My Shadow of Mordor movie is here. If you’re unfamiliar with my work, I take cutscenes and gameplay and edit them together to make a feature length movie, removing as much “video game stuff” (button prompts, HUD, saving indicators, etc) as possible. The goal is to make a movie that anybody can watch, whether they’ve played the game or not, or even if they’ve never played video games at all. I want to create an experience as close to a real hollywood movie as I can.
I highly recommend anybody who is a fan of Peter Jackson’s Lord of the Rings & Hobbit movies to check this movie out. I’ve heard from some people that it doesn’t exactly match the book lore, but it’s close enough to be enjoyable even if you’re a pretty hardcore tolkien book fan.
I decided to edit this movie in the same 2.40:1 aspect ratio as the live action Middle Earth films. Not only does this help a sense of continuity in the series, but it also helped in the editing process, as there were several elements of the UI that were impossible to remove, but very easy to edit out in the “Tilt & Scan” editing method I used. The cutscenes ended up framing quite well at 2.40:1 as well, so I personally think it looks great. Due to this editing style, very little VFX work was needed in post. A mere 17 VFX shots, compared to Assassin’s Creed Unity’s 243 shots. Hence why I was able to complete the movie in such a short time compared to the other. This movie took me less than a month to make!
In this particular movie, some of you may notice that I cut quite a lot. In fact I cut two entire story missions, and I think four more cutscenes on top of that, possibly more. Sometimes what works well in a game (and the cutscenes were quite good as well) just doesn’t work as well in a movie. For the sake of better story flow, I had to cut some of that stuff, which would have edited together a bit more awkwardly otherwise. I think this kind of judgement is one of the things that sets me apart from other “cutscene movies” and shows that it’s certainly not a “Let’s Play” or “Walkthrough” as it literally skips large portions of gameplay, so it wouldn’t be all that helpful to someone wanting to know how to beat the game lol.

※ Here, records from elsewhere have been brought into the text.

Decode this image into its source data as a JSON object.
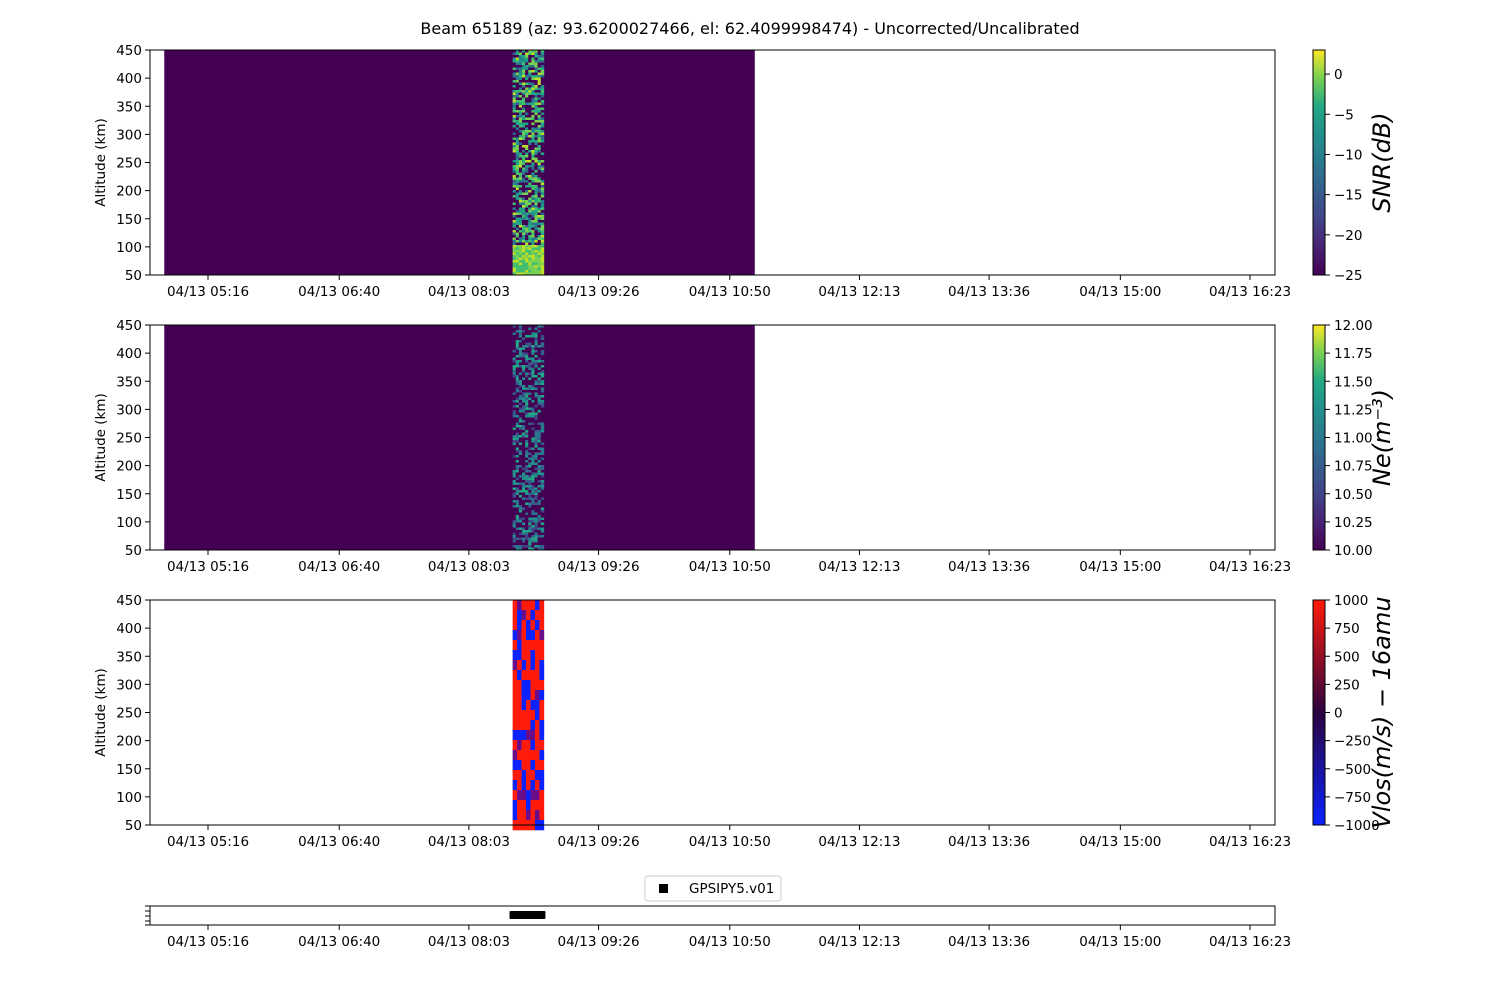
{
  "title": "Beam 65189 (az: 93.6200027466, el: 62.4099998474) - Uncorrected/Uncalibrated",
  "x_tick_labels": [
    "04/13 05:16",
    "04/13 06:40",
    "04/13 08:03",
    "04/13 09:26",
    "04/13 10:50",
    "04/13 12:13",
    "04/13 13:36",
    "04/13 15:00",
    "04/13 16:23"
  ],
  "chart_data": [
    {
      "type": "heatmap",
      "ylabel": "Altitude (km)",
      "y_ticks": [
        50,
        100,
        150,
        200,
        250,
        300,
        350,
        400,
        450
      ],
      "ylim": [
        50,
        450
      ],
      "colormap": "viridis",
      "colorbar_label": "SNR(dB)",
      "colorbar_ticks": [
        0,
        -5,
        -10,
        -15,
        -20,
        -25
      ],
      "colorbar_range": [
        -25,
        3
      ],
      "background_value": -25,
      "data_extent_x": [
        "04/13 04:48",
        "04/13 11:06"
      ],
      "active_interval_x": [
        "04/13 08:31",
        "04/13 08:51"
      ],
      "active_level_above_100km": -8,
      "active_level_below_100km": 1
    },
    {
      "type": "heatmap",
      "ylabel": "Altitude (km)",
      "y_ticks": [
        50,
        100,
        150,
        200,
        250,
        300,
        350,
        400,
        450
      ],
      "ylim": [
        50,
        450
      ],
      "colormap": "viridis",
      "colorbar_label": "Ne(m⁻³)",
      "colorbar_ticks": [
        "12.00",
        "11.75",
        "11.50",
        "11.25",
        "11.00",
        "10.75",
        "10.50",
        "10.25",
        "10.00"
      ],
      "colorbar_range": [
        10,
        12
      ],
      "background_value": 10,
      "data_extent_x": [
        "04/13 04:48",
        "04/13 11:06"
      ],
      "active_interval_x": [
        "04/13 08:31",
        "04/13 08:51"
      ],
      "active_level": 10.8
    },
    {
      "type": "heatmap",
      "ylabel": "Altitude (km)",
      "y_ticks": [
        50,
        100,
        150,
        200,
        250,
        300,
        350,
        400,
        450
      ],
      "ylim": [
        50,
        450
      ],
      "colormap": "blue-black-red",
      "colorbar_label": "Vlos(m/s) − 16amu",
      "colorbar_ticks": [
        1000,
        750,
        500,
        250,
        0,
        -250,
        -500,
        -750,
        -1000
      ],
      "colorbar_range": [
        -1000,
        1000
      ],
      "active_interval_x": [
        "04/13 08:31",
        "04/13 08:51"
      ],
      "value_range_in_interval": [
        -1000,
        1000
      ]
    },
    {
      "type": "scatter",
      "legend": [
        "GPSIPY5.v01"
      ],
      "legend_placement": "top-center",
      "marker": "square",
      "series": [
        {
          "name": "GPSIPY5.v01",
          "x_range": [
            "04/13 08:29",
            "04/13 08:52"
          ]
        }
      ]
    }
  ],
  "colors": {
    "viridis_low": "#440154",
    "viridis_high": "#fde725",
    "vlos_low": "#0a22ff",
    "vlos_mid": "#2b0440",
    "vlos_high": "#ff1a0a",
    "marker": "#000000"
  }
}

As for what to expect in the future: I will be buying Arkham Knight on June 23, and assuming Rocksteady’s standard of quality holds up for that game, it is most likely going to be my next movie. After that I hope to make an Assassin’s Creed Rogue movie before AC Syndicate releases on October 23, but it’s too early to guarantee that, because there are a few games I do want to play between now and then, including MGSV (and I’m still catching up to that, currently on MGS3) and the Uncharted PS4 collection.
As for whether I’ll do yet another remake for my Uncharted movies… I don’t know, but it likely won’t be a priority. Like The Last of Us Remastered and Tomb Raider Definitive Edition, I prefer to do games I haven’t done before doing remasters of movies I have already done. After I finish my Rogue movie, I will still have AC Liberation and Syndicate to do, as well as next year’s Uncharted 4 and Rise of the Tomb Raider. And there may yet still be potential for some of the Metal Gear games. From what i’ve played so far, MGS1-3 don’t seem to be great candidates for movies, due to their heavy usage of the codec. If MGS4 or any other game changes that, and have good stories, they could certainly be candidates. Another potential candidate might be Mad Max, if that game turns out any good. I loved the movie.
As always, if you like the movie, support the developers by buying the game.